— Ну, ты молодым не скажешь — другие проговорятся! — усмехнулся вдруг Брусенков. Он сидел неподалеку от Мещерякова, ел и пил, до сих пор не проронив ни слова. Ел сноровисто — не то чтобы с сильным аппетитом, но будто бы ему задача была самим собой поставлена: столько-то карасей съесть, столько-то стаканов самогона выпить. Он снимал карася со сковороды за хвост и голову, губами ощупывал спинной плавник, вдруг — узкими, длинными и в каких-то желтоватых пятнышках зубами плавник выдергивал, выплевывал его под стол, а тогда уж быстро, от головы до хвоста, смалывал и всю карасиную спинку. Остальное мясо снимал с круглых карасиных костей неохотно… Вообще-то сник Брусенков в последнее время, становился будто все меньше и меньше ростом. Когда судил на площади Власихина, прямо-таки огромный был человечище… А нынче — совсем незаметный, крохотный, хотя длинное туловище и возвышается над столом, возвышает небольшую рябоватую головку. Что-то случилось с ним. Что-то его давило. Догадываться уже можно — что. Но узнать еще нельзя.

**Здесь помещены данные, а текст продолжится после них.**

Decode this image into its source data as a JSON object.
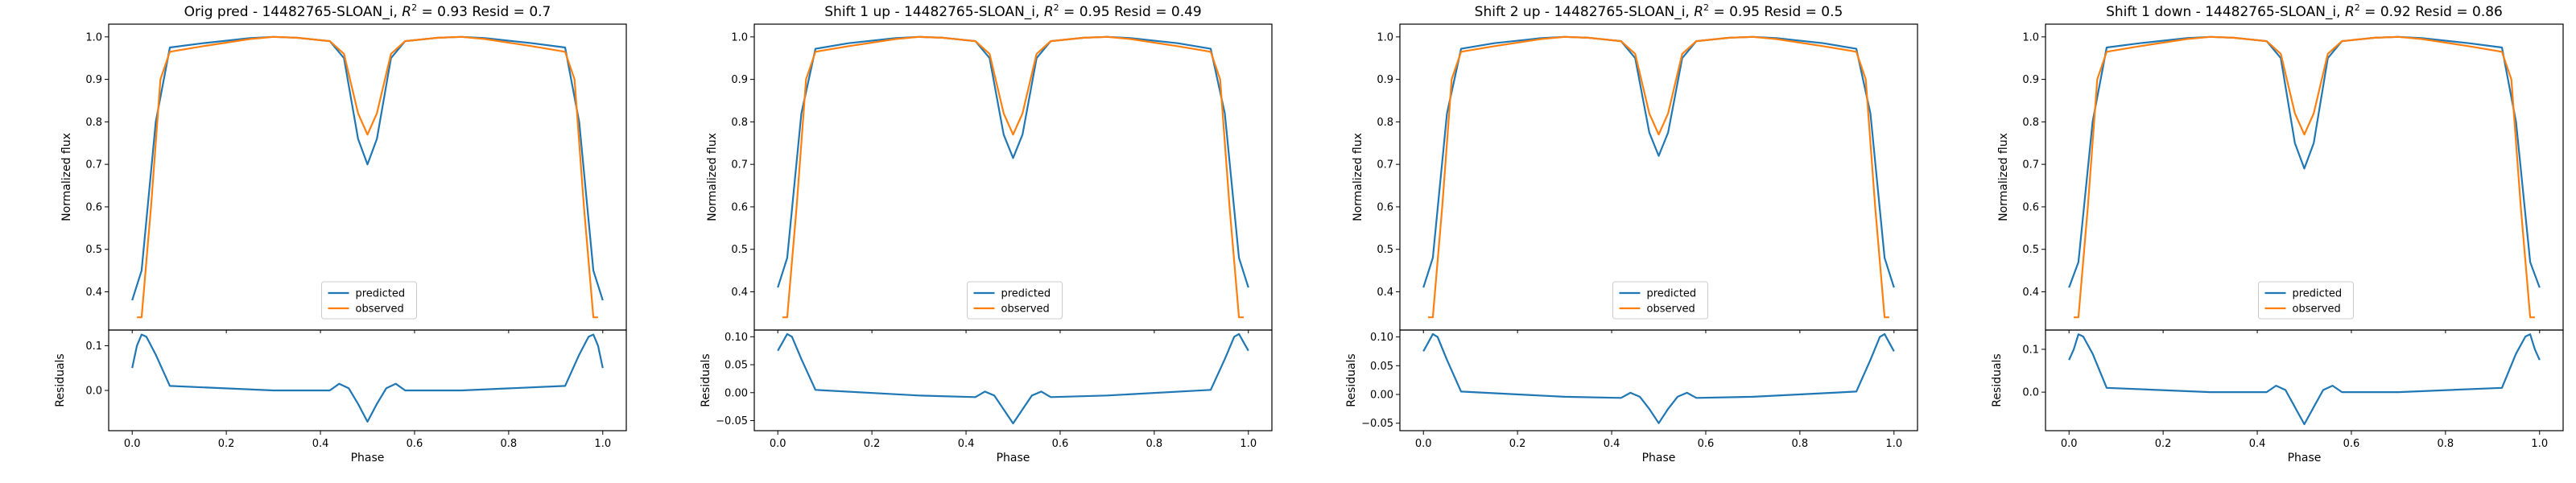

— Другие проговорятся! — повторил Брусенков прерванный было разговор. Обязательно!
Мещеряков подумал и стал отвечать на этот брусенковский возглас:
— А кому это нужно — признаваться? — Пожал плечами и опять вытер руки о полотенце. — Мало ли что в человеческой жизни бывает, не кричать же обо всем! Тем более наша война — она сама по себе чистая и благородная, такой не бывало еще. Она за окончательную справедливость, и не для кого-то, а именно для народа! Кому же по собственной воле захочется обмарываться?

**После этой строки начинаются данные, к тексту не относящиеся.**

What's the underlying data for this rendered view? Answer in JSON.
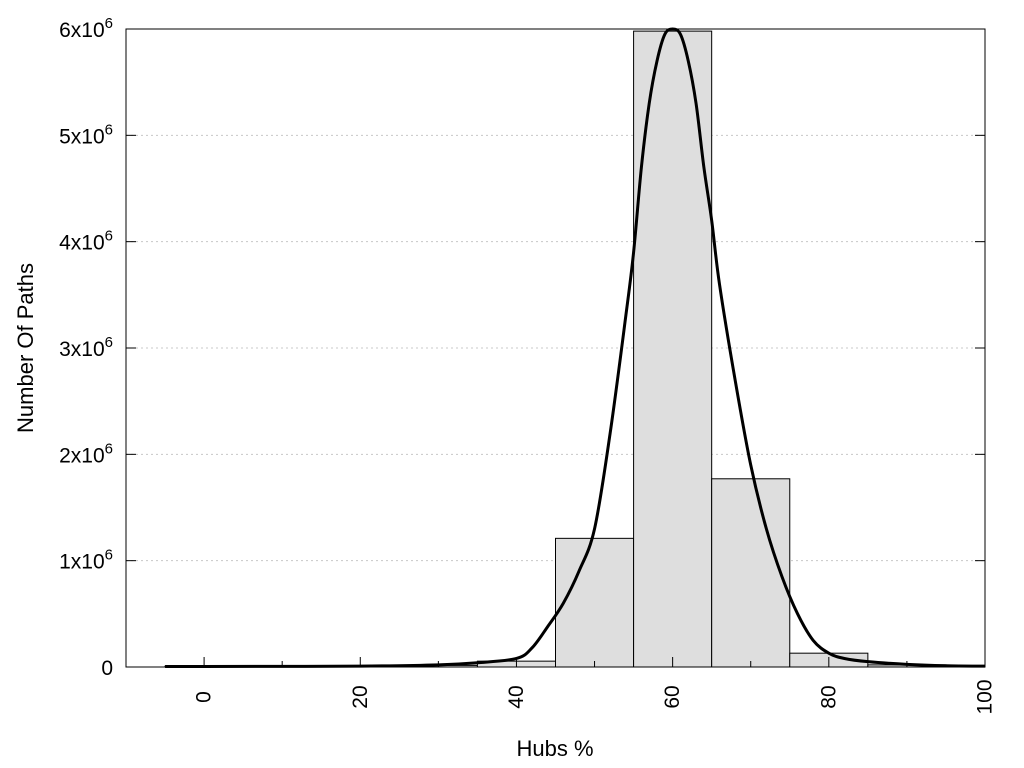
{
  "chart_data": {
    "type": "bar",
    "title": "",
    "xlabel": "Hubs %",
    "ylabel": "Number Of Paths",
    "xlim": [
      -10,
      100
    ],
    "ylim": [
      0,
      6000000
    ],
    "x_ticks": [
      0,
      20,
      40,
      60,
      80,
      100
    ],
    "y_ticks": [
      {
        "value": 0,
        "base": "0",
        "exp": ""
      },
      {
        "value": 1000000,
        "base": "1x10",
        "exp": "6"
      },
      {
        "value": 2000000,
        "base": "2x10",
        "exp": "6"
      },
      {
        "value": 3000000,
        "base": "3x10",
        "exp": "6"
      },
      {
        "value": 4000000,
        "base": "4x10",
        "exp": "6"
      },
      {
        "value": 5000000,
        "base": "5x10",
        "exp": "6"
      },
      {
        "value": 6000000,
        "base": "6x10",
        "exp": "6"
      }
    ],
    "grid": true,
    "bin_width": 10,
    "bars": [
      {
        "x": 0,
        "value": 8000
      },
      {
        "x": 10,
        "value": 9000
      },
      {
        "x": 20,
        "value": 7000
      },
      {
        "x": 30,
        "value": 15000
      },
      {
        "x": 40,
        "value": 55000
      },
      {
        "x": 50,
        "value": 1210000
      },
      {
        "x": 60,
        "value": 5980000
      },
      {
        "x": 70,
        "value": 1770000
      },
      {
        "x": 80,
        "value": 130000
      },
      {
        "x": 90,
        "value": 20000
      }
    ],
    "fit_curve": {
      "x": [
        -5,
        0,
        10,
        20,
        30,
        35,
        40,
        42,
        44,
        46,
        48,
        50,
        52,
        54,
        55,
        56,
        57,
        58,
        59,
        60,
        61,
        62,
        63,
        64,
        65,
        66,
        68,
        70,
        72,
        74,
        76,
        78,
        80,
        82,
        85,
        90,
        95,
        100
      ],
      "y": [
        5000,
        5000,
        6000,
        8000,
        20000,
        40000,
        80000,
        180000,
        380000,
        600000,
        900000,
        1300000,
        2200000,
        3300000,
        3900000,
        4700000,
        5300000,
        5700000,
        5950000,
        6000000,
        5950000,
        5700000,
        5300000,
        4700000,
        4200000,
        3600000,
        2700000,
        1900000,
        1300000,
        850000,
        500000,
        250000,
        130000,
        80000,
        50000,
        25000,
        12000,
        8000
      ]
    },
    "colors": {
      "bar_fill": "#dedede",
      "bar_stroke": "#000000",
      "curve": "#000000"
    }
  }
}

— Найдутся! — пожал плечами Брусенков. — Найдутся сильно желающие. — И опять Мещерякову брусенковские плечики показались слишком уж тощенькими и весь он — слишком тихим, незаметным, но тут вдруг Брусенков как-то очень проворно и цепко глянул на Петровича, сказал, обращаясь к нему: — Вот возьми и ученую интеллигенцию… Возьми хотя бы ее…
Петрович этого особенного взгляда будто и не заметил, сказал с необычайным спокойствием:
— Продолжай, товарищ Брусенков! Интересно!
— Так вот и говорю — разве не сильный от интеллигенции разврат? Память у ее на каждое дерьмо. Кто кого и как истязал, народ не помнит, правильно это было замечено товарищем Мещеряковым, а вот поищи в ихних книжках найдешь. Написано.
Так… Приехали Брусенков с Петровичем нынче по одному какому-то делу, вместе приехали, но враждовали. Даже больше, чем всегда, между ними это замечалось. И, поглядев на них, на того и на другого, Мещеряков решил еще спор поддержать, еще и того и другого послушать. Стал вспоминать и вспомнил один случай. Подумал: можно ли о нем при хозяйке, при молодой еще женщине, говорить? Решил, что можно.
— Могу подтвердить — бывают случаи. У нас в саперном батальоне убило командира, не наврать бы, в феврале, в семнадцатом годе. А денщик остался живой и что сделал? Пошарился в офицерском имуществе. Нашел книжечку, после — за махорку и даже за патроны давал поглядеть другим. Верите ли, там написано, как в разных государствах мужики со своими бабами в постелях обходятся! И картинки при этом! И он, гад, командир батальона, мною командовал, покуда живой был, а я за им этого не знал, а когда его хоронили — шапку перед могилой сбрасывал и давал ему воинский салют, не глядел, что в ту пору у меня в подсумке не более десятка патронов было!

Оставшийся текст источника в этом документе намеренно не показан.